The space: a crumbled chapel in London
Tilde and Mitchell chose The Asylum, a deconsecrated chapel in Peckham, London, as their wedding venue.
In the past, the chapel was an old people’s home for retired landlords. Bombed during the war (hence its nickname ‘the crumbled chapel’) the space has been resurrected by Maverick Projects and provides now a home for events and unique ceremonies. The crumbling interior walls an colourful stained glass window create a theatrical setting for bespoke and creative ceremonies of any kind. On the day of Mitchell and Tilde’s wedding the autumn sun peeked through the open doors, creating pops of coloured reflections on the walls.
The chapel, rooted in history but with a modern, industrial vibe, was the perfect space for Mitchell and Tilde’s micro wedding as it reflected their wish to combine traditional elements with contemporary touches.
A Swedish wedding reading
For Mitchell and Tilde, it was important to honour their different backgrounds. Tilde honoured her Swedish heritage by reading a poem in Swedish:
“Love comes and love goes, no one can interpret its laws, but I want to follow you this winter and spring and all the days of my life. My heart is yours, your heart is mine and I will never leave it again. My happiness is yours, your happiness is mine and the tears are mine when you cry. Love is so wonderfully strong, crushed by nothing in the world. Roses emerge from the hardest ground like sun over the dark fields.”
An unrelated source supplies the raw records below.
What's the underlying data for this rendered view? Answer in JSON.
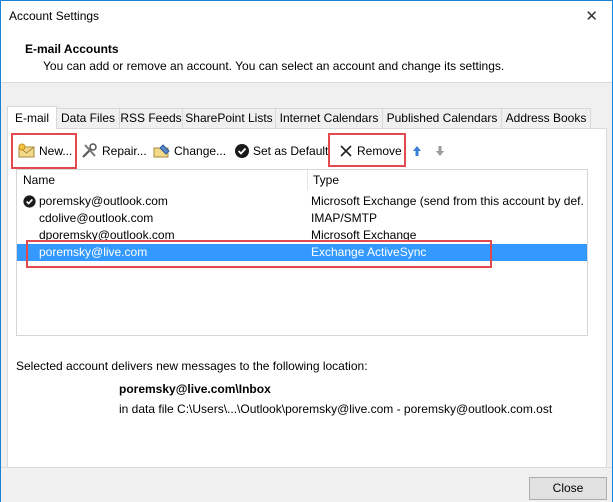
{
  "window": {
    "title": "Account Settings",
    "close_glyph": "✕"
  },
  "header": {
    "title": "E-mail Accounts",
    "subtitle": "You can add or remove an account. You can select an account and change its settings."
  },
  "tabs": [
    {
      "label": "E-mail"
    },
    {
      "label": "Data Files"
    },
    {
      "label": "RSS Feeds"
    },
    {
      "label": "SharePoint Lists"
    },
    {
      "label": "Internet Calendars"
    },
    {
      "label": "Published Calendars"
    },
    {
      "label": "Address Books"
    }
  ],
  "toolbar": {
    "new_label": "New...",
    "repair_label": "Repair...",
    "change_label": "Change...",
    "default_label": "Set as Default",
    "remove_label": "Remove"
  },
  "list": {
    "col_name": "Name",
    "col_type": "Type",
    "rows": [
      {
        "name": "poremsky@outlook.com",
        "type": "Microsoft Exchange (send from this account by def..."
      },
      {
        "name": "cdolive@outlook.com",
        "type": "IMAP/SMTP"
      },
      {
        "name": "dporemsky@outlook.com",
        "type": "Microsoft Exchange"
      },
      {
        "name": "poremsky@live.com",
        "type": "Exchange ActiveSync"
      }
    ]
  },
  "delivery": {
    "intro": "Selected account delivers new messages to the following location:",
    "location": "poremsky@live.com\\Inbox",
    "datafile": "in data file C:\\Users\\...\\Outlook\\poremsky@live.com - poremsky@outlook.com.ost"
  },
  "footer": {
    "close_label": "Close"
  },
  "colors": {
    "selection": "#3399ff",
    "highlight_box": "#e24a4f",
    "window_border": "#1883d7"
  }
}
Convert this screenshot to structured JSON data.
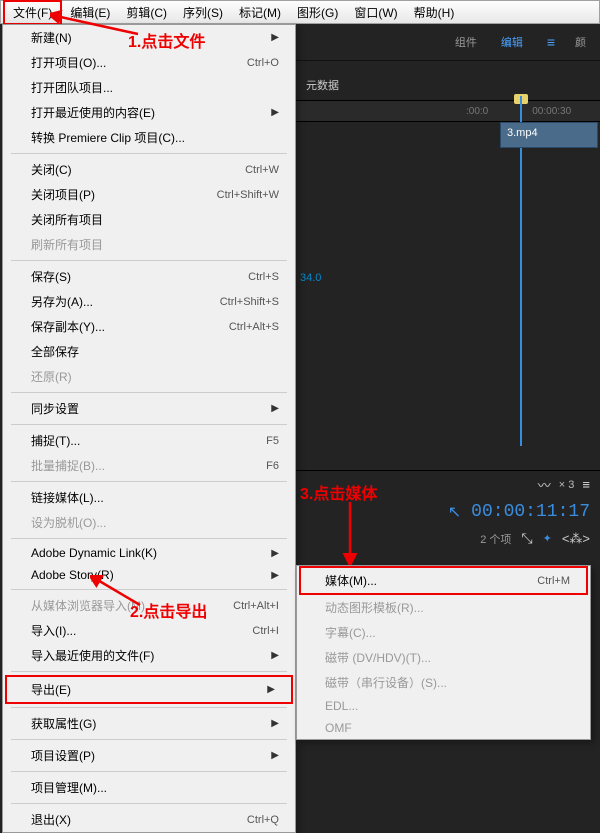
{
  "menubar": [
    "文件(F)",
    "编辑(E)",
    "剪辑(C)",
    "序列(S)",
    "标记(M)",
    "图形(G)",
    "窗口(W)",
    "帮助(H)"
  ],
  "dropdown": [
    {
      "label": "新建(N)",
      "arrow": true
    },
    {
      "label": "打开项目(O)...",
      "shortcut": "Ctrl+O"
    },
    {
      "label": "打开团队项目..."
    },
    {
      "label": "打开最近使用的内容(E)",
      "arrow": true
    },
    {
      "label": "转换 Premiere Clip 项目(C)..."
    },
    {
      "sep": true
    },
    {
      "label": "关闭(C)",
      "shortcut": "Ctrl+W"
    },
    {
      "label": "关闭项目(P)",
      "shortcut": "Ctrl+Shift+W"
    },
    {
      "label": "关闭所有项目"
    },
    {
      "label": "刷新所有项目",
      "disabled": true
    },
    {
      "sep": true
    },
    {
      "label": "保存(S)",
      "shortcut": "Ctrl+S"
    },
    {
      "label": "另存为(A)...",
      "shortcut": "Ctrl+Shift+S"
    },
    {
      "label": "保存副本(Y)...",
      "shortcut": "Ctrl+Alt+S"
    },
    {
      "label": "全部保存"
    },
    {
      "label": "还原(R)",
      "disabled": true
    },
    {
      "sep": true
    },
    {
      "label": "同步设置",
      "arrow": true
    },
    {
      "sep": true
    },
    {
      "label": "捕捉(T)...",
      "shortcut": "F5"
    },
    {
      "label": "批量捕捉(B)...",
      "shortcut": "F6",
      "disabled": true
    },
    {
      "sep": true
    },
    {
      "label": "链接媒体(L)..."
    },
    {
      "label": "设为脱机(O)...",
      "disabled": true
    },
    {
      "sep": true
    },
    {
      "label": "Adobe Dynamic Link(K)",
      "arrow": true
    },
    {
      "label": "Adobe Story(R)",
      "arrow": true
    },
    {
      "sep": true
    },
    {
      "label": "从媒体浏览器导入(M)",
      "shortcut": "Ctrl+Alt+I",
      "disabled": true
    },
    {
      "label": "导入(I)...",
      "shortcut": "Ctrl+I"
    },
    {
      "label": "导入最近使用的文件(F)",
      "arrow": true
    },
    {
      "sep": true
    },
    {
      "label": "导出(E)",
      "arrow": true,
      "boxed": true
    },
    {
      "sep": true
    },
    {
      "label": "获取属性(G)",
      "arrow": true
    },
    {
      "sep": true
    },
    {
      "label": "项目设置(P)",
      "arrow": true
    },
    {
      "sep": true
    },
    {
      "label": "项目管理(M)..."
    },
    {
      "sep": true
    },
    {
      "label": "退出(X)",
      "shortcut": "Ctrl+Q"
    }
  ],
  "submenu": [
    {
      "label": "媒体(M)...",
      "shortcut": "Ctrl+M",
      "boxed": true
    },
    {
      "label": "动态图形模板(R)...",
      "disabled": true
    },
    {
      "label": "字幕(C)...",
      "disabled": true
    },
    {
      "label": "磁带 (DV/HDV)(T)...",
      "disabled": true
    },
    {
      "label": "磁带（串行设备）(S)...",
      "disabled": true
    },
    {
      "label": "EDL...",
      "disabled": true
    },
    {
      "label": "OMF",
      "disabled": true
    }
  ],
  "tabs": {
    "components": "组件",
    "edit": "编辑",
    "color": "颜"
  },
  "meta_label": "元数据",
  "ruler": {
    "tc1": ":00:0",
    "tc2": "00:00:30"
  },
  "clip_name": "3.mp4",
  "seq_tab": "× 3",
  "timecode": "00:00:11:17",
  "items_text": "2 个项",
  "num_text": "34.0",
  "annotations": {
    "a1": "1.点击文件",
    "a2": "2.点击导出",
    "a3": "3.点击媒体"
  }
}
(Original text by Nils Ferlin)
The roses in this poem inspired to do a rose ceremony later in the ceremony.
After the vows and ring exchange, Tilde and Mitchell gave each other a red rose. Their first gift to one another as a married couple. Below the words I spoke at this moment:
“A single red rose means “I love you”. Tilde and Mitchell, may you find a place on your home for this rose and the roses you will be giving to each other in the future. On any anniversary the rose may bring back special memories of this day and a reminder of the beauty and strength of your relationship. In every relationship there are times where it is difficult to find the right words. If this should happen, leave a rose for the other to find. The rose you place there will say the words: I love you, no matter what.”